Congressional Candidate Salinas Says No to Stock Trading Should She Win in November

No chance that she’ll end up on a list of equity traders with Wyden and Blumenauer.

(Courtesy of the campaign)

State Rep. Andrea Salinas, the Democrat running for Oregon’s new congressional district, pledged to never trade individual stocks should she vanquish Republican opponent Mike Erickson in the November election.

Stock trading by members of Congress has become a hot-button issue for voters in the wake of several scandals. The U.S. Department of Justice investigated U.S. Sen. Richard Burr (R-N.C.) for trades he made before the pandemic, when he dumped more than half of his family’s equity portfolio. The DOJ investigated whether Burr, then chairman of the Senate Intelligence Committee, relied on privileged information to make the trades. The agency didn’t press charges.

The decision to eschew stock trading was an easy one for Salinas because she doesn’t own any individual stocks and owns only mutual funds in her retirement account, she said.

“I love the idea of limiting trading,” Salinas said in an endorsement interview with WW this week. “I come from a very middle-class family, and we’re still very middle class. We don’t have those kinds of assets. Our home is our only asset outside of our retirement savings.”

Erickson’s campaign didn’t return an email seeking comment on whether he would avoid trading individual stocks. (He didn’t attend the endorsement interview either.)

Earlier this month, The New York Times examined trades for every member of Congress between 2019 to 2021. It found 97 legislators out of 535 with questionable trades done by themselves or by family members, including two of Oregon’s longest-serving Democratic leaders: U.S. Sen. Ron Wyden and U.S. Rep. Earl Blumenauer.

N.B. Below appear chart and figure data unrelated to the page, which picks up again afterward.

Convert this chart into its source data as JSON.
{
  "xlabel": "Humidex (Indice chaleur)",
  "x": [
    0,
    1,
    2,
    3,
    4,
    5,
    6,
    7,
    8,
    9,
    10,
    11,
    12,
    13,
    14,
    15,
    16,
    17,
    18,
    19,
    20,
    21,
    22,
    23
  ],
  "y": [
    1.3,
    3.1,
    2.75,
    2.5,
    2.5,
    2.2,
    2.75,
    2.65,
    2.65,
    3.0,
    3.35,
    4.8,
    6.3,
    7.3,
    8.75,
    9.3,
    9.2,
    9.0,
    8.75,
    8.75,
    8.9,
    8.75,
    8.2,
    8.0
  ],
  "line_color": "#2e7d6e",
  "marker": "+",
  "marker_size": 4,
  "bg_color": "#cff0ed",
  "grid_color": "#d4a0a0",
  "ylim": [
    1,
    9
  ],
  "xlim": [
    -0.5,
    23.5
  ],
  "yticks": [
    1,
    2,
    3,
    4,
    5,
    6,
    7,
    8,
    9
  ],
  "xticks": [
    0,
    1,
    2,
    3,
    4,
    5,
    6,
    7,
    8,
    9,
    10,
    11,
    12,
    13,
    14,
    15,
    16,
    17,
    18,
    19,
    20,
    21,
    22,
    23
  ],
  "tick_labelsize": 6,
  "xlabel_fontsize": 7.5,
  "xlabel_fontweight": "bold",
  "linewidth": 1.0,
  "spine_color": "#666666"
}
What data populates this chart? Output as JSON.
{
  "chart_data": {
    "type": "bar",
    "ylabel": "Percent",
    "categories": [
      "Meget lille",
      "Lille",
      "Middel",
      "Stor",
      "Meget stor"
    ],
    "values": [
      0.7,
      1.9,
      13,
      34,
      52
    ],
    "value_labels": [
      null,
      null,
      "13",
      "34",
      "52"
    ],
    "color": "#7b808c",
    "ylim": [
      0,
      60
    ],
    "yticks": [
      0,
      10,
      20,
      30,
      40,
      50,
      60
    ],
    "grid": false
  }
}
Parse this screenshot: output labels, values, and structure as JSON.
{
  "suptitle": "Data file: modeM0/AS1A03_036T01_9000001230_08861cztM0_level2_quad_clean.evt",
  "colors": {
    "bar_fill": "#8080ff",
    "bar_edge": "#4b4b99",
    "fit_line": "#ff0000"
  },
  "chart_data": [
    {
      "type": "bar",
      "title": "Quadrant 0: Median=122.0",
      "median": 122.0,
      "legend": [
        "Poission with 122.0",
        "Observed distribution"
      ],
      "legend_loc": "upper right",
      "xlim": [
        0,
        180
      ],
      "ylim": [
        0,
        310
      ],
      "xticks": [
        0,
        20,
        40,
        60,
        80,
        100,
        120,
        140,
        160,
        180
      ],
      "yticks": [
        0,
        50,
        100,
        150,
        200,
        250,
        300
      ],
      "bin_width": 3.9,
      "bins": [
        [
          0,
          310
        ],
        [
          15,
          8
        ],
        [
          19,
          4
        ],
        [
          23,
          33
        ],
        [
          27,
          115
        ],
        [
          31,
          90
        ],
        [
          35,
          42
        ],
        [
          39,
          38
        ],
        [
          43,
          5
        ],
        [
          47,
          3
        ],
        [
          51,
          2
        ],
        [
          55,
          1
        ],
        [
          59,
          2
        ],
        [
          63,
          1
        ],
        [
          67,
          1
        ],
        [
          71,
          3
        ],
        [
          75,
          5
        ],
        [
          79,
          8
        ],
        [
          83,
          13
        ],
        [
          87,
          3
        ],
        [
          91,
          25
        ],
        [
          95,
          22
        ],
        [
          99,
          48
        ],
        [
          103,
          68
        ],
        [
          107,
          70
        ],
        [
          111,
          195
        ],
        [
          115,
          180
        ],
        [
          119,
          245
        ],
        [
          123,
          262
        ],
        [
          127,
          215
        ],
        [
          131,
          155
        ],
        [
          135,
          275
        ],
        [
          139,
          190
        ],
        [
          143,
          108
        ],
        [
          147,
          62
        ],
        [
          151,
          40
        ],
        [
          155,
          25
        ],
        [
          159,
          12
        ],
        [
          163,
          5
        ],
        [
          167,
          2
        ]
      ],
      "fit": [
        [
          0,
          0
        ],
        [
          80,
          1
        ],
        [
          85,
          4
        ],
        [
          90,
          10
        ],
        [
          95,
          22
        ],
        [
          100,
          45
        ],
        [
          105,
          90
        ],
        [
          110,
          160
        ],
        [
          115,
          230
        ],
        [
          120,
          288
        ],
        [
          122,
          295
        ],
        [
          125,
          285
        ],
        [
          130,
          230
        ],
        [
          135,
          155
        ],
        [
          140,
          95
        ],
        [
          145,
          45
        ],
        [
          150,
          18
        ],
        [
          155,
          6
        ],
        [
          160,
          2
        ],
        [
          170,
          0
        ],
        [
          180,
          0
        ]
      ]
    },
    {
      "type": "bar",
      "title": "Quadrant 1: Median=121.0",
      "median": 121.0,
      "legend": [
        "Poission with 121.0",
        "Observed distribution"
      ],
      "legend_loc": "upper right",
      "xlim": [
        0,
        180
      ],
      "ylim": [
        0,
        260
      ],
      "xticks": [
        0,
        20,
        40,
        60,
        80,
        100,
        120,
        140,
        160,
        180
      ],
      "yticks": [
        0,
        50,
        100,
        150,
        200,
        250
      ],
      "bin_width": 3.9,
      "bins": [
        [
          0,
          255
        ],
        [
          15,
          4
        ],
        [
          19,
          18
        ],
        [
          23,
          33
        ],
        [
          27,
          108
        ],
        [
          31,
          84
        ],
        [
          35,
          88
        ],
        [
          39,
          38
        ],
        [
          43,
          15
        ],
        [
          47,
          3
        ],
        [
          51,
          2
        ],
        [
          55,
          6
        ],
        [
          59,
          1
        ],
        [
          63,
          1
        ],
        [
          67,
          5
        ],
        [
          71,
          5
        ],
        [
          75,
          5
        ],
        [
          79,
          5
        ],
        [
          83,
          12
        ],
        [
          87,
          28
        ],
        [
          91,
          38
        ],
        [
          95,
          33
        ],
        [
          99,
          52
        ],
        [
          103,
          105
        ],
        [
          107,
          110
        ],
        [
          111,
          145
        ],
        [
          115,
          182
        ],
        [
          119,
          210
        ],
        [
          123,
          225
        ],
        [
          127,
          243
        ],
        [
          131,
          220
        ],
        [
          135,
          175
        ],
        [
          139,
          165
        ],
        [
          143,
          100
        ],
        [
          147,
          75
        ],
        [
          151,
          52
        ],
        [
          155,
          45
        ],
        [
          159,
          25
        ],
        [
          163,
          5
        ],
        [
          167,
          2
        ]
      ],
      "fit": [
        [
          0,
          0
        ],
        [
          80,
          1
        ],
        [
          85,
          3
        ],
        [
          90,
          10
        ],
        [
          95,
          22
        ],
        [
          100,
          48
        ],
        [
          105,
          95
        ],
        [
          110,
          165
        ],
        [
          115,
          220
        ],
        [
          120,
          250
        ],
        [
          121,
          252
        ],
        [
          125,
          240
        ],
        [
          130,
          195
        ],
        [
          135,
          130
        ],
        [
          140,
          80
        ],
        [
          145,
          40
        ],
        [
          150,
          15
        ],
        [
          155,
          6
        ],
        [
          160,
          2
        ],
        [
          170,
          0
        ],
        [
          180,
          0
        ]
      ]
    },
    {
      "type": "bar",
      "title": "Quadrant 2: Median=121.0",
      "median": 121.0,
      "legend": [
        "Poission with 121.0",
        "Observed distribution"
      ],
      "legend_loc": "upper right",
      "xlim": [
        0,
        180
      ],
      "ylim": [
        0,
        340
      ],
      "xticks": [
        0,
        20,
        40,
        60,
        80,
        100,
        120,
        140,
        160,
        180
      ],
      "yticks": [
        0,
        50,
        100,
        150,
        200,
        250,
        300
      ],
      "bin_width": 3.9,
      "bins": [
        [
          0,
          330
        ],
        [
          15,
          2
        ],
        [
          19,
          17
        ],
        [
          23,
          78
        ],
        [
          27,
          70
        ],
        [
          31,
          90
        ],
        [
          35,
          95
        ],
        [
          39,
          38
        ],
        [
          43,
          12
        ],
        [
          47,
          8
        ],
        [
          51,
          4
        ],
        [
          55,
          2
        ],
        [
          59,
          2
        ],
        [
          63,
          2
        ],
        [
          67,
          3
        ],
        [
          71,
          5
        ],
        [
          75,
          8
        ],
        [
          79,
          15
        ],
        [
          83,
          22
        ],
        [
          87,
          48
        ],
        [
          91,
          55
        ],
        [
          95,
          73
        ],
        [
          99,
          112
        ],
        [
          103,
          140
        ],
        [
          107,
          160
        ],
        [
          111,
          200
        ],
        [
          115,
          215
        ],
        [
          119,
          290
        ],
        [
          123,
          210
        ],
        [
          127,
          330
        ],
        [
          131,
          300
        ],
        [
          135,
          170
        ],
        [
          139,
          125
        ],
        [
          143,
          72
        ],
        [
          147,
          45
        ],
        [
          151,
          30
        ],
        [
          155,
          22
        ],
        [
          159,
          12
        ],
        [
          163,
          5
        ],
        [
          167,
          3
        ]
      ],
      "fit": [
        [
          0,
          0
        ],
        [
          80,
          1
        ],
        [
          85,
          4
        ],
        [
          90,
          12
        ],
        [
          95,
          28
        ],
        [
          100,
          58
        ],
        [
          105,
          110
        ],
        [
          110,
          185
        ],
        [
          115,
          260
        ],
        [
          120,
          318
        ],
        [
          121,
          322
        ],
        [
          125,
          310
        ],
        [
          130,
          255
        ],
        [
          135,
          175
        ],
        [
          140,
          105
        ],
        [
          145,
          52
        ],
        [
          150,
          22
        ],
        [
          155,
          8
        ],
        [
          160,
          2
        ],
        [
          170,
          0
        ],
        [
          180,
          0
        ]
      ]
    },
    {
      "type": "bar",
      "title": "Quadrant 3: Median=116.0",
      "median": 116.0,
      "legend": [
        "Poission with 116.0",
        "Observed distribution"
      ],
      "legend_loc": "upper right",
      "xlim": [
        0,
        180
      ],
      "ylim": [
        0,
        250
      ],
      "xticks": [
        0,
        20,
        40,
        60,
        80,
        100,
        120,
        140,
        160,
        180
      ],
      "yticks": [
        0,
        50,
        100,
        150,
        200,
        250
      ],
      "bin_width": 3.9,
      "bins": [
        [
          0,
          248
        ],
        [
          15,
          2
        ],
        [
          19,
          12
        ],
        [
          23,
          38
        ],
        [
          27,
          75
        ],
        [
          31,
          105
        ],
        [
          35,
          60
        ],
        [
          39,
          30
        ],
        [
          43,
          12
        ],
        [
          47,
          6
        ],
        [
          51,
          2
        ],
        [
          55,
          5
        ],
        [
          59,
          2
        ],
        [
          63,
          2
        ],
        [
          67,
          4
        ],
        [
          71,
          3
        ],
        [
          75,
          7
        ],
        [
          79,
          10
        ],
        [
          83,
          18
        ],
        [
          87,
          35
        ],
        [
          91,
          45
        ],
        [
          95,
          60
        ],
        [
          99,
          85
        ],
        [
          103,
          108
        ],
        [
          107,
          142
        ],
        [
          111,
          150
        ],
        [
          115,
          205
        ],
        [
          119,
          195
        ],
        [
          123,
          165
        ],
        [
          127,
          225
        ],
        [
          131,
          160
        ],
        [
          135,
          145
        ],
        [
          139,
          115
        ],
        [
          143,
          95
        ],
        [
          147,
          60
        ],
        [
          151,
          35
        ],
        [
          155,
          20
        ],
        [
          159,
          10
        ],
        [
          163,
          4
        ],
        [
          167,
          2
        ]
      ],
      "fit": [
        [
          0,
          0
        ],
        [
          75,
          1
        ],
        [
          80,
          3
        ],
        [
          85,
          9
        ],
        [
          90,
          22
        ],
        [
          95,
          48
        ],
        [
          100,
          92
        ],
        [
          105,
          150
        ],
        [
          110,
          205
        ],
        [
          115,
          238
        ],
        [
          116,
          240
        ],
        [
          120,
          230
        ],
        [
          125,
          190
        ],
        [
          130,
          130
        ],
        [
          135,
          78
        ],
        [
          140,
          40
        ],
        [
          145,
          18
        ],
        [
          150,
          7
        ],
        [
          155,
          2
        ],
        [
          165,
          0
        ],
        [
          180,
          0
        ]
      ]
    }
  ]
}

Wyden made the list because his wife bought and sold shares of Exxon Mobil and Shell while he sat on committees that handled energy issues, the Times said. Wyden also made trades in companies run by executives who testified before the Senate Finance Committee while Wyden was the top Democrat on the committee, the Times said.

A spokesman for Wyden told the Times that he and his wife keep their finances separate.

Blumenauer made the list because of trades by his wife, too, the Times said. She traded shares of CVS Health and UnitedHealth Group, both of which offer Medicare Advantage plans. Blumenauer sits on the House Ways and Means Committee, which has authority over Medicare, the Times reported.

Blumenauer himself purchased stock in defense company Raytheon on Feb. 24, the day Russia invaded Ukraine, the Times said. He sold the shares on March 14, the Times added. Among other weaponry, Raytheon makes the Tomahawk cruise missile.

The trade was the result of a “miscommunication,” Blumenauer’s office said.

“The congressman has long believed that members of Congress should not trade individual stocks,” a Blumenauer spokesperson told the Times. “Due to a miscommunication, his financial advisers purchased some stock on his behalf. When this was reported to him, he immediately ordered it sold (at a loss) and gave unequivocal direction that he should not hold any individual stock.”

Recent filings show that Blumenauer’s wife still owns stock, the Times said.